During this time of growth, the elder of our church, a kind and sweet man named Ervin, would point me back to Psalms 51. Over and over again, I would counsel with him, pour my heart out, trying to figure out why I would still from time to time fall back into those old sinful ways and make bad decisions.  He was so patient with me, and would read this scripture with me.  Even though it was twenty years ago, I can clearly recall our conversations.  He would encourage me to go home and pray the prayers that David did, a man who loved God so much and would still find himself in a mess of sin. And just like David, I would weap and mourn over my sins and ask God for forgiveness.  My quest to “be good” was a fruitless journey – and through prayers like Psalm 51, I found that a broken heart for my sin drew me closer to Him more than my checklist of ‘being good’ ever did.  As C.S. Lewis said: God doesn’t want something from us, He simply wants US.
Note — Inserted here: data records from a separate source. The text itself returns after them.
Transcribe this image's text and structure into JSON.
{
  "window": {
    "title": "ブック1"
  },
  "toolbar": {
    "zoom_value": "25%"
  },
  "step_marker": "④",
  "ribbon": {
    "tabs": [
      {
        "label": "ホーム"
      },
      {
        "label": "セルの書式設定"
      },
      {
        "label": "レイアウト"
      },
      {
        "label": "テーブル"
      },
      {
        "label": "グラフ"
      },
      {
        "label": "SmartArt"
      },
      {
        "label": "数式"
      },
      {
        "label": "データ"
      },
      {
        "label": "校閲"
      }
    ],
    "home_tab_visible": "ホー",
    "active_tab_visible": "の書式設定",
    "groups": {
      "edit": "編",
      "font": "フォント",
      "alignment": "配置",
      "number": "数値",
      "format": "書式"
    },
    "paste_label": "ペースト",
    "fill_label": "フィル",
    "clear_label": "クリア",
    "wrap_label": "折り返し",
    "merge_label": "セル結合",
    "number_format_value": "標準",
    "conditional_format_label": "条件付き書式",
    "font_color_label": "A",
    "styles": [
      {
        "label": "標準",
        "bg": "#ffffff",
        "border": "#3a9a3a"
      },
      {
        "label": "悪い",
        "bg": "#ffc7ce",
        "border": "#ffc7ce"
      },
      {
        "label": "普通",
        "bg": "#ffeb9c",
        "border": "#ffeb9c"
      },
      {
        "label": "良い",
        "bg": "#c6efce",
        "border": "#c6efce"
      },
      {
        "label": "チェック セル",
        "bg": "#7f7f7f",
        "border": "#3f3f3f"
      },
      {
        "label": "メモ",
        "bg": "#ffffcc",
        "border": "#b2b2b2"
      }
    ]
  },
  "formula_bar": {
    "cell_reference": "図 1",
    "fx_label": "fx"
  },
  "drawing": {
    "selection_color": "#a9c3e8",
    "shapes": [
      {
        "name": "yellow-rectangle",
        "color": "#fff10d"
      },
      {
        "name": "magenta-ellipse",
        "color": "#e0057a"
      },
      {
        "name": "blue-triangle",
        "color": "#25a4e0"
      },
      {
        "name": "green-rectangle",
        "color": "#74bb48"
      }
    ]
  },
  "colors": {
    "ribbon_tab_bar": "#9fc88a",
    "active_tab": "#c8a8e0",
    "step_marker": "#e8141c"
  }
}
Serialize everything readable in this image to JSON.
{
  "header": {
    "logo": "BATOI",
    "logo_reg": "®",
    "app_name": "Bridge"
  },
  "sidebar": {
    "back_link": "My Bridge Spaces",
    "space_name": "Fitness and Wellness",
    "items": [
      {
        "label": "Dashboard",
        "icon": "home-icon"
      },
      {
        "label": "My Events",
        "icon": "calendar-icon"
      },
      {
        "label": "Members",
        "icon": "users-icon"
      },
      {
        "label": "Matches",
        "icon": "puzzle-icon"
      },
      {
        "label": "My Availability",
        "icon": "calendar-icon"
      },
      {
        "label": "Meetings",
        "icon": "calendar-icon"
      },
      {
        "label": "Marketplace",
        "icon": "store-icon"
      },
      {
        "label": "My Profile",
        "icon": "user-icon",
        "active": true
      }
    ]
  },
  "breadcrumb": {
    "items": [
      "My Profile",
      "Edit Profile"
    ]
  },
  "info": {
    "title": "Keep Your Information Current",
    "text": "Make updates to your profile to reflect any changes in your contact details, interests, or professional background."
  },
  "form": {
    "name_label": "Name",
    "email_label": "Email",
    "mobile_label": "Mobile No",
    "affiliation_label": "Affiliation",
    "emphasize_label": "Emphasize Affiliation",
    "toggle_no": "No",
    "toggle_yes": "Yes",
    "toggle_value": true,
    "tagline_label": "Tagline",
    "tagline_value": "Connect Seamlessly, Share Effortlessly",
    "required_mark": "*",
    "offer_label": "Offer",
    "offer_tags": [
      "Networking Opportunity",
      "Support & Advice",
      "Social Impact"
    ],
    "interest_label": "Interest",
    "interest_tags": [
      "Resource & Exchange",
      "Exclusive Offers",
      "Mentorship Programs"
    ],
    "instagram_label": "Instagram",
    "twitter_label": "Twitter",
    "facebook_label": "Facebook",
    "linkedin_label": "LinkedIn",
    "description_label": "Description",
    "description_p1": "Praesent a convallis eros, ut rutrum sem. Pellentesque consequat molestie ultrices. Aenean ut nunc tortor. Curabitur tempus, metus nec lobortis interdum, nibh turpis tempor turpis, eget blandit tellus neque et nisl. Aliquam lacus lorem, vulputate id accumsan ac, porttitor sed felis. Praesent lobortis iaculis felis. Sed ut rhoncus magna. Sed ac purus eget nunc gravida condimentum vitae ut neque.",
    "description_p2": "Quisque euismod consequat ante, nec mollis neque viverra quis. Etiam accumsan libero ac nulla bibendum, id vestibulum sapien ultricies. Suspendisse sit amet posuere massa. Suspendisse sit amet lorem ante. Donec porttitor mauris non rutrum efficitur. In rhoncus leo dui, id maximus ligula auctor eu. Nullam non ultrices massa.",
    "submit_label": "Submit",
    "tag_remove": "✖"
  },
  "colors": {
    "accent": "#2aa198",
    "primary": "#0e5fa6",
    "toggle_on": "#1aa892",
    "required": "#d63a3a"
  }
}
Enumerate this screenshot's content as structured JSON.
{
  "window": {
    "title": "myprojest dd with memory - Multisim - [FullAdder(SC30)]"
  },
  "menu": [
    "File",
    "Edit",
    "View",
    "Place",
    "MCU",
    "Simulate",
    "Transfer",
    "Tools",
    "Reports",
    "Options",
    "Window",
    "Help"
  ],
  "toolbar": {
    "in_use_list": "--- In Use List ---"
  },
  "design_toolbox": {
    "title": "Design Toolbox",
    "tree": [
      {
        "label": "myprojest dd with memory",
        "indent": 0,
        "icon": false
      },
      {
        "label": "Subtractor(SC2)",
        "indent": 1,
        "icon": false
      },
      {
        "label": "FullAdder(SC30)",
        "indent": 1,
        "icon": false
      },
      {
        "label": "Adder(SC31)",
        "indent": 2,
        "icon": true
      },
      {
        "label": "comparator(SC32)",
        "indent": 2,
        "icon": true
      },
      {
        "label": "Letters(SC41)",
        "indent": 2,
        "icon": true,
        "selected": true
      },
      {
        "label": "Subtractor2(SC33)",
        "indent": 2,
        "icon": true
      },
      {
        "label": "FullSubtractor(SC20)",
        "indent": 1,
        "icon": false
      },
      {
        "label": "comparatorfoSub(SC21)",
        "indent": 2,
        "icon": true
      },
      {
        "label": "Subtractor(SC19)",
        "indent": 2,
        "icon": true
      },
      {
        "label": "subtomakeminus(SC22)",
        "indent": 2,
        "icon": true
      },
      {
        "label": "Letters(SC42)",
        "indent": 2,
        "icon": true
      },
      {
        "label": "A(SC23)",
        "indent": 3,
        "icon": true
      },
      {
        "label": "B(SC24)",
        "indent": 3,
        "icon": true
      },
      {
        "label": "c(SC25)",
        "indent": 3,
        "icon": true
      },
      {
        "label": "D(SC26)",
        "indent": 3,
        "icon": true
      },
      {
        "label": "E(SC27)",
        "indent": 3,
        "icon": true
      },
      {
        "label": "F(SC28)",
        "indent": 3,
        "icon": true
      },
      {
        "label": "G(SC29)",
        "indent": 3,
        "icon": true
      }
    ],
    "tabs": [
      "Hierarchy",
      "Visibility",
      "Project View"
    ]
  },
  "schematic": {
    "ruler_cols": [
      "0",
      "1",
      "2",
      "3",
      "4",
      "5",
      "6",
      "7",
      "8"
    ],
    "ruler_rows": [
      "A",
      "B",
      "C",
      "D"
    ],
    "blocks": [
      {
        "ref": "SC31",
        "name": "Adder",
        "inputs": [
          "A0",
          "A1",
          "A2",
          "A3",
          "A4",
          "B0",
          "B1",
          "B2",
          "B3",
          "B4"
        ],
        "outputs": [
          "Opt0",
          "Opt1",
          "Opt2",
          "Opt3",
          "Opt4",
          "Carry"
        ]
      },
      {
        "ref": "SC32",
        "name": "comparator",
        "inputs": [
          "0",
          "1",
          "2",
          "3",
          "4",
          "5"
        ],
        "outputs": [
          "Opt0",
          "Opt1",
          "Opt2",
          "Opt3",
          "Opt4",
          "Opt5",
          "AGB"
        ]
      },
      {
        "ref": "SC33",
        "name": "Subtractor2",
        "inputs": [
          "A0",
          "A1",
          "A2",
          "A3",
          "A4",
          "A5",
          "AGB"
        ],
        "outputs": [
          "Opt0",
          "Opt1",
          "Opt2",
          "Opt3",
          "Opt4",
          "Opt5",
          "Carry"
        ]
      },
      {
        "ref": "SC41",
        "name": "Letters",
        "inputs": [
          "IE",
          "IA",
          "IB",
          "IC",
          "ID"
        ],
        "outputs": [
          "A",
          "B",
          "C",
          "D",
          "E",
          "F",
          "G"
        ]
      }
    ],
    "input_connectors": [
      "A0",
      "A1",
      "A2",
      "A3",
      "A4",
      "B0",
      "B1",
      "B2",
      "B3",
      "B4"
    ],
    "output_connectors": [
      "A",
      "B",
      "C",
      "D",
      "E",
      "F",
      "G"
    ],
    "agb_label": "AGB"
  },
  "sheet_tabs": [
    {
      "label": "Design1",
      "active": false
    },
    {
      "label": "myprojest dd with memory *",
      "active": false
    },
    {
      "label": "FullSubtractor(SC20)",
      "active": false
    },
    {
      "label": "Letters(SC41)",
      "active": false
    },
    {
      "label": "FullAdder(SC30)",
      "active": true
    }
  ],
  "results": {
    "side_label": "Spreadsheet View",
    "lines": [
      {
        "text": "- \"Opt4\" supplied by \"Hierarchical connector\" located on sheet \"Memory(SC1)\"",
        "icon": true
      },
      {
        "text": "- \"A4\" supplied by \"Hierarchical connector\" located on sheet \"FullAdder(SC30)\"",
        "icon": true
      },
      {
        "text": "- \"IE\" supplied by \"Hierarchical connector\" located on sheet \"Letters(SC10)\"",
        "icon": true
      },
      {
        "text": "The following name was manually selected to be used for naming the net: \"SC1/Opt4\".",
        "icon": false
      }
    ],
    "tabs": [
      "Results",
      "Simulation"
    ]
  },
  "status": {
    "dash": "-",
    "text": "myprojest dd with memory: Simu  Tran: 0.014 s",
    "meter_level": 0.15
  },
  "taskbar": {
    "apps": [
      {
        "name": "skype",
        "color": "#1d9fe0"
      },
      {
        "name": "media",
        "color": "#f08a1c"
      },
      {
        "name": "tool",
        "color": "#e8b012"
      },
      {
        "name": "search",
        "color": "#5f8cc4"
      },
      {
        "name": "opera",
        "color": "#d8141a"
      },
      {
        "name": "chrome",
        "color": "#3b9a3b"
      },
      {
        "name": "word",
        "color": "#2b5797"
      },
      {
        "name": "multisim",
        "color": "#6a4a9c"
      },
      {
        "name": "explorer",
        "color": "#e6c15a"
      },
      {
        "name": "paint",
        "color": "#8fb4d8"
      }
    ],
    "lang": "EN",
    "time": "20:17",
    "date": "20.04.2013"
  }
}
Today, on Holy Saturday, the time between Jesus’ death on the cross, and His victory over the grave tomorrow, I can’t help but put myself there and walk through the range of emotions.

It is our sins against God that crucified Jesus that Friday vs. 4 and David calls his own sin what it is – evil.

Against you, you only, have I sinned
    and done what is evil in your sight;

I wonder how quickly we would have realized this and sought forgiveness and change. Would it have been the very next day, on Saturday?  Would we have prayed vs. 10?

Create in me a pure heart, O God,
    and renew a steadfast spirit within me.

And then to wake up Sunday morning and learn that HE IS ALIVE! Would we really believe? Would we spend the rest of our days living in the JOY that salvation brings (vs. 10)?

Restore to me the joy of your salvation
and grant me a willing spirit, to sustain me.

How would our lives be different if we lived everyday with the utmost JOY for Jesus conquering the grave and the utmost JOY for our salvation?